Mulyono kemudian dipercaya mengemban jabatan sebagai Dandim 0901/Samarinda, selanjutnya Danrem 032/Wirabraja hingga akhirnya pecah bintang dengan menjabat sebagai Dirlat Kodiklat TNI AD. Kariernya sebagai Perwira Tinggi (Pati) di TNI pun semakin cemerlang.
Bintang emas di pundaknya kembali bertambah menjadi Mayor Jenderal (Mayjen) TNI dengan menjabat sebagai Wadankodiklat TNI AD, selanjutnya Asops KSAD. Bahkan, Mulyono menjadi orang nomor satu yang dipercaya menjaga keamanan wilayah Ibu Kota Jakarta sebagai Pangdam Jaya. Tidak lama menjabat sebagai Pangdam Jaya, Mulyono diangkat menjadi Pangkostrad. Sebuah jabatan yang sangat strategis di TNI AD. Puncaknya, Mulyono diangkat sebagai KSAD, karier militer tertinggi di TNI AD.
Meski menjabat sebagai KSAD, Mulyono dikenal sebagai Jenderal yang dekat dan dicintai prajuritnya. Hal itu lantaran Mulyono sering membaur dengan anak buahnya. Sebagai KSAD kebiasaan itu dilakukan sekaligus untuk menyemangati anak buahnya. "KSAD juga manusia, KSAD tidak makan besi, KSAD juga makan nasi. Saya tidak ingin prajurit saya ketemu dengan KSAD takut. Rangkul saja tidak papa. Minta duit tidak papa, tak kasih kalau saya punya," ujar Mulyono setiap kali bertatap muka dengan prajuritnya.
Tidak hanya itu, Mulyono juga tidak segan-segan mengangkat lengan prajurit yang berada di sebelahnya dan meletakkan di atas bahunya sambil mengepalkan tangan. "Angkatan Darat tidak bisa dipimpin dengan ketakutan tapi semangat bersama, kekuatan bersama mulai prada sampai jenderal, sampai kepala staf, jelas prajurit," ucapnya.
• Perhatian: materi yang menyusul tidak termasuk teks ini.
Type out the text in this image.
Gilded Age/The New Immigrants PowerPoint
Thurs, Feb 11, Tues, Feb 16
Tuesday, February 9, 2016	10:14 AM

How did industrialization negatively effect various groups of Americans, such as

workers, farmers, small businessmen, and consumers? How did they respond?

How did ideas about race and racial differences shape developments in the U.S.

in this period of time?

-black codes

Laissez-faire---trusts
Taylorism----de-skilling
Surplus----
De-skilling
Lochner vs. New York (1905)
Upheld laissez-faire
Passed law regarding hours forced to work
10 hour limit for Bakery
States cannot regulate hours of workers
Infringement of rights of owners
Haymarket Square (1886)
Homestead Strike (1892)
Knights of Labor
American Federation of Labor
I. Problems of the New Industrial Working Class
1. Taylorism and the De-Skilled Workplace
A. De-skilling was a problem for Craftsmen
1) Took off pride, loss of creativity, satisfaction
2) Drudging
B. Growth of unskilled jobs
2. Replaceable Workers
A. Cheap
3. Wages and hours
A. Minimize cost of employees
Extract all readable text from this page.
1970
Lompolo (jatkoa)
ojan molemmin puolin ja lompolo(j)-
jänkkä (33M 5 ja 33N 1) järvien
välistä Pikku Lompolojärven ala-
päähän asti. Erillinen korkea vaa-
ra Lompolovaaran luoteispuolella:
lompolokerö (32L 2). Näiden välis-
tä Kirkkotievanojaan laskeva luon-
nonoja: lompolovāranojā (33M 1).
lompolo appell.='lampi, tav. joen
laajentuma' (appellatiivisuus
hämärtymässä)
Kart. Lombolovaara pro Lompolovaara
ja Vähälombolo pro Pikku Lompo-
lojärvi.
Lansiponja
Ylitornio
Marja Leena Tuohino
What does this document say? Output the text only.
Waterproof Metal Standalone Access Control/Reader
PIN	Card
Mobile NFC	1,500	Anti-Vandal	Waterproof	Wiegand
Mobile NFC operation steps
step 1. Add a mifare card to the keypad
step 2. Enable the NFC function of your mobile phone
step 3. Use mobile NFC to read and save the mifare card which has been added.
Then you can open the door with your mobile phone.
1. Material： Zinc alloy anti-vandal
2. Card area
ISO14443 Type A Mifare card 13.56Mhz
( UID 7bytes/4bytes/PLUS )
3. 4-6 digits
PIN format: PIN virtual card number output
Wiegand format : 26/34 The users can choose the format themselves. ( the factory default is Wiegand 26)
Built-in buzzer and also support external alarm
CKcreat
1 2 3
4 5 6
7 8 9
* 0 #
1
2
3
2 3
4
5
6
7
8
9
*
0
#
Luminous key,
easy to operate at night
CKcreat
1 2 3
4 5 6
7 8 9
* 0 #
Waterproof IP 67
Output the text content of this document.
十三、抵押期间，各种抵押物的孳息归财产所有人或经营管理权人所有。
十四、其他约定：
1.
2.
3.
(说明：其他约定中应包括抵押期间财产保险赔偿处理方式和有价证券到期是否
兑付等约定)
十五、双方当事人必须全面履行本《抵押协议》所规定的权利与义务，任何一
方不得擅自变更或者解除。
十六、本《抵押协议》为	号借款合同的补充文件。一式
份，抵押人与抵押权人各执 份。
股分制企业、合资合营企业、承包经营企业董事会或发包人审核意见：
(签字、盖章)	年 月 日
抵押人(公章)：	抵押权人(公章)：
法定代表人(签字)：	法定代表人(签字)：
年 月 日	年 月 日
Bahkan, dalam pertemuan dengan prajurit Kopassus, Mulyono tidak sungkan membuang pangkat bintang empatnya. Hal itu dilakukan agar tidak ada jarak antara dirinya dengan prajurit Korps Baret Merah tersebut. “Jadi tidak boleh, tidak boleh takut, tentara ada pimpinan bawahan, tapi kita sebagai kawan. Tentara itu team work, organisasi tentara itu ada team work kerja sama. Kamu tidak boleh takut sama saya, saya adalah kawan mu juga,” kata Mulyono. *** Abah Juwan
0 komentar:
Speak up your mind
Tell us what you're thinking... !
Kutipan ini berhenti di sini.